Pretrained Embeddings as a Behavior Specification Mechanism
Parv Kapoor, Abigail Hammer, Ashish Kapoor, Karen Leung, Eunsuk Kang
TL;DR
This work addresses the challenge of formally specifying behaviors for AI-enabled systems that rely on perception by introducing embeddings as first-class objects in a specification language. It proposes Embedding Temporal Logic (ETL), allowing properties to be defined via distances between target and observed embeddings, and integrates pretrained vision models and world models to enable planning with embedding-based specifications. The paper defines ETL syntax, semantics, and quantitative satisfaction, and demonstrates through examples and preliminary experiments in navigation and manipulation that ETL-guided planning can steer systems toward desirable behaviors.
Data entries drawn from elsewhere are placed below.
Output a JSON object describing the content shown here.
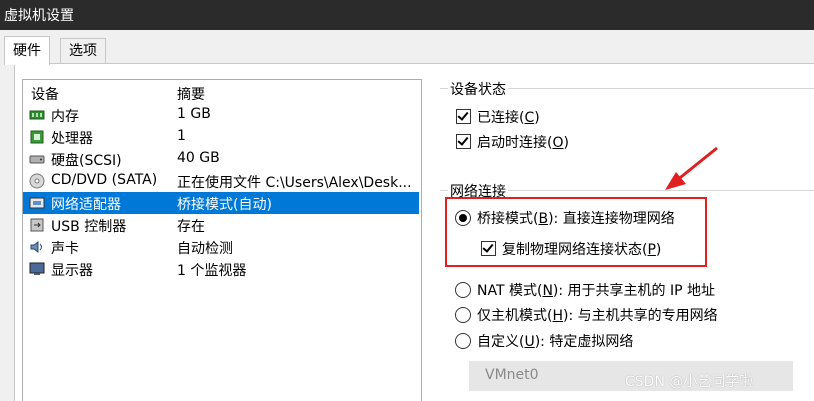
{
  "window": {
    "title": "虚拟机设置"
  },
  "tabs": [
    {
      "label": "硬件"
    },
    {
      "label": "选项"
    }
  ],
  "device_table": {
    "columns": [
      "设备",
      "摘要"
    ],
    "rows": [
      {
        "device": "内存",
        "summary": "1 GB",
        "icon": "memory-icon"
      },
      {
        "device": "处理器",
        "summary": "1",
        "icon": "cpu-icon"
      },
      {
        "device": "硬盘(SCSI)",
        "summary": "40 GB",
        "icon": "harddisk-icon"
      },
      {
        "device": "CD/DVD (SATA)",
        "summary": "正在使用文件 C:\\Users\\Alex\\Desk...",
        "icon": "cd-dvd-icon"
      },
      {
        "device": "网络适配器",
        "summary": "桥接模式(自动)",
        "icon": "network-adapter-icon",
        "selected": true
      },
      {
        "device": "USB 控制器",
        "summary": "存在",
        "icon": "usb-icon"
      },
      {
        "device": "声卡",
        "summary": "自动检测",
        "icon": "sound-card-icon"
      },
      {
        "device": "显示器",
        "summary": "1 个监视器",
        "icon": "monitor-icon"
      }
    ]
  },
  "device_status": {
    "title": "设备状态",
    "connected": {
      "label_pre": "已连接(",
      "key": "C",
      "label_post": ")"
    },
    "connect_on_start": {
      "label_pre": "启动时连接(",
      "key": "O",
      "label_post": ")"
    }
  },
  "network": {
    "title": "网络连接",
    "bridged": {
      "pre": "桥接模式(",
      "key": "B",
      "post": "): 直接连接物理网络"
    },
    "replicate": {
      "pre": "复制物理网络连接状态(",
      "key": "P",
      "post": ")"
    },
    "nat": {
      "pre": "NAT 模式(",
      "key": "N",
      "post": "): 用于共享主机的 IP 地址"
    },
    "host_only": {
      "pre": "仅主机模式(",
      "key": "H",
      "post": "): 与主机共享的专用网络"
    },
    "custom": {
      "pre": "自定义(",
      "key": "U",
      "post": "): 特定虚拟网络"
    },
    "vmnet_value": "VMnet0"
  },
  "watermark": "CSDN @小艺同学啦",
  "colors": {
    "selection": "#0078d7",
    "highlight_box": "#e02020"
  }
}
The findings suggest embedding-based specifications broaden the scope of verifiable properties for AI systems and highlight practical considerations for distance metrics, target embedding specification, and future avenues in monitoring, verification, and explainability.
Abstract
We propose an approach to formally specifying the behavioral properties of systems that rely on a perception model for interactions with the physical world. The key idea is to introduce embeddings -- mathematical representations of a real-world concept -- as a first-class construct in a specification language, where properties are expressed in terms of distances between a pair of ideal and observed embeddings. To realize this approach, we propose a new type of temporal logic called Embedding Temporal Logic (ETL), and describe how it can be used to express a wider range of properties about AI-enabled systems than previously possible. We demonstrate the applicability of ETL through a preliminary evaluation involving planning tasks in robots that are driven by foundation models; the results are promising, showing that embedding-based specifications can be used to steer a system towards desirable behaviors.